Luck

I wonder at those who say I got luckly
I wonder at those who say they are unlucky
Perhaps it time to reveal a story.

I suffered too, just like you.
I head heart aches too, perhaps I learned how to make it through.

It’s said that Allah doesn’t burden a soul more than it can take
And I for sure know the most Merciful will not hurt me for his sake.

He has created me, he knows me better
If I was given a trial, my heat ache caused me to obey him better.

Perhaps I will never know how much does he love me
For everytime I looked empty he said call upon me.

I remember the times I was lost deep in sadness, thinking wondering why do I deserve this
But now I look back and smile how he taught me to him i belong, and i am forever and only his.

It took me days, months and years to finally let go of humans who hurt me.
I no longer feel heavy, because I’ve embrases his blessings upon me.

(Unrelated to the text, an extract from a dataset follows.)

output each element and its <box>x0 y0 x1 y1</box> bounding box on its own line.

So when you say I’m lucky. I really am not.
I just learned to obey him and accepted everything he put me upon.

I learned that it’s him I should depend
And not on humans who just pretend

I learned that even if its takes me down to tears and wars with others,
Never ever should I disobey him because his reward is much greater.

I now look upon the history of Hussain, who marched towards the land of karbala,
He was given signs and warnings from people but his dependence was only on Allah.

They ask me why did he not stop, why did he walk towards death
I turn around and say, how could he stop when he saw only Allah and not his death.

Through Hussain I learn. There is no such thing as luck
Through Hussain I learn its because of actions Allah blesses and tests his beloved.

I now end this story, telling you that Salwa was never luckly,
And you my friend can never be unlucky.
I ask you to just depend on Allah, listen to him and you will always remain happy.